Hi @mhammonds, certainly, sorry for the trouble. We have a detailed explanation of how it works here. In short, the spreadsheet must have two primary columns, named Entry and Category. The Entry column is the name of the record each row represents, the Category column is the name of the category the record should be put in.
Thus, a CSV could look something like this:
Entry,Category,Username,Password,Email,AnotherField,SomeOtherField
My Blog,Websites,mhammer,p4$$w0rd,m@example.com,,stuff
Entry and Category must not be blank for each row. The other columns are treated as fields, and they may be left blank. Properly escaped data and multi-line text are supported.
In your case I’m not sure what happened. Did you open the file up in a spreadsheet editor, and possibly save it to another format? Many spreadsheet programs will attempt to reformat CSV to their own custom storage format (and some like Microsoft Excel do not properly handle CSV data). If you open up that exported file in a plain text editor, does it look like CSV data, or is it in some other format like XML?

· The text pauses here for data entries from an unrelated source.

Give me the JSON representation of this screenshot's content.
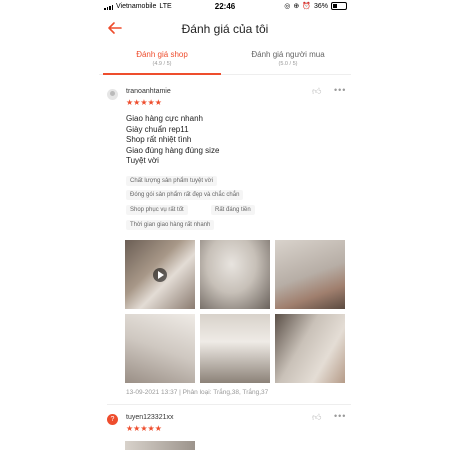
{
  "status": {
    "carrier": "Vietnamobile",
    "network": "LTE",
    "time": "22:46",
    "battery": "36%"
  },
  "header": {
    "title": "Đánh giá của tôi"
  },
  "tabs": [
    {
      "label": "Đánh giá shop",
      "score": "(4.9 / 5)",
      "active": true
    },
    {
      "label": "Đánh giá người mua",
      "score": "(5.0 / 5)",
      "active": false
    }
  ],
  "review1": {
    "username": "tranoanhtamie",
    "stars": "★★★★★",
    "text_lines": [
      "Giao hàng cực nhanh",
      "Giày chuẩn rep11",
      "Shop rất nhiệt tình",
      "Giao đúng hàng đúng size",
      "Tuyệt vời"
    ],
    "tags": [
      "Chất lượng sản phẩm tuyệt vời",
      "Đóng gói sản phẩm rất đẹp và chắc chắn",
      "Shop phục vụ rất tốt",
      "Rất đáng tiền",
      "Thời gian giao hàng rất nhanh"
    ],
    "meta": "13-09-2021 13:37 | Phân loại: Trắng,38, Trắng,37"
  },
  "review2": {
    "username": "tuyen123321xx",
    "stars": "★★★★★",
    "avatar_letter": "?"
  },
  "colors": {
    "accent": "#ee4d2d"
  }
}
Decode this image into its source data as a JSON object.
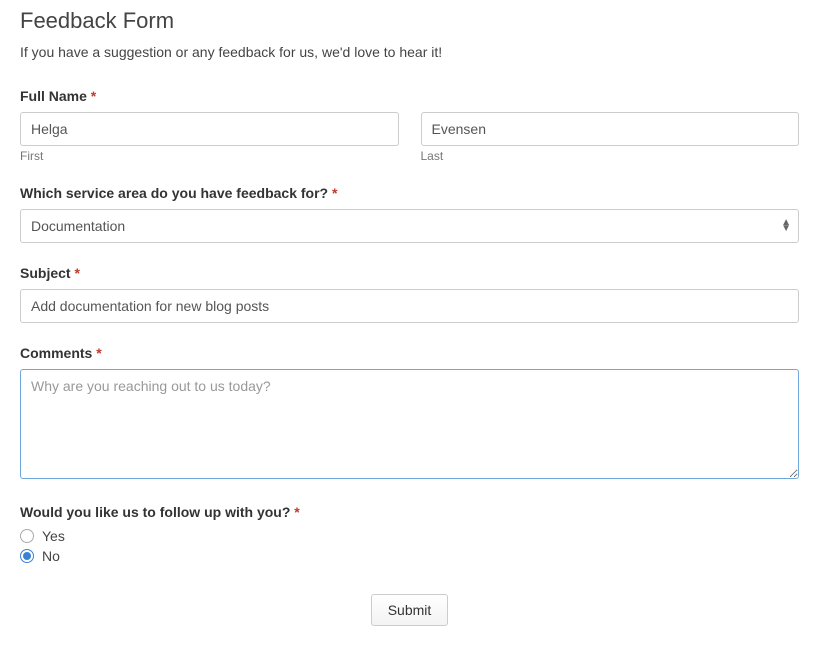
{
  "title": "Feedback Form",
  "description": "If you have a suggestion or any feedback for us, we'd love to hear it!",
  "fields": {
    "full_name": {
      "label": "Full Name",
      "first_label": "First",
      "first_value": "Helga",
      "last_label": "Last",
      "last_value": "Evensen"
    },
    "service_area": {
      "label": "Which service area do you have feedback for?",
      "value": "Documentation"
    },
    "subject": {
      "label": "Subject",
      "value": "Add documentation for new blog posts"
    },
    "comments": {
      "label": "Comments",
      "placeholder": "Why are you reaching out to us today?",
      "value": ""
    },
    "followup": {
      "label": "Would you like us to follow up with you?",
      "options": {
        "yes": "Yes",
        "no": "No"
      },
      "selected": "no"
    }
  },
  "asterisk": "*",
  "submit_label": "Submit"
}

I think the thing to do here is to get a fresh export from your first Mac, and open the freshly exported CSV file in a plain text editor (Text Edit is fine) to see if there’s a header row like in my example above, and if the other rows with your data appear to be there.
If that looks good, let’s try another spreadsheet editor on the export file. Calc, part of the OpenOffice.org suite, is available for free and does handle CSV data correctly if you’d like to give that a shot. Open the file in Calc (I think you may need to specify that the delimiter is comma, not semi-colon), delete the EntryID column, and save the file. That should make it possible for you to import in STRIP on your second Mac.
Clearly this is too many hoops to jump through. We’ll get on adjusting export so the file does not need to be edited for import.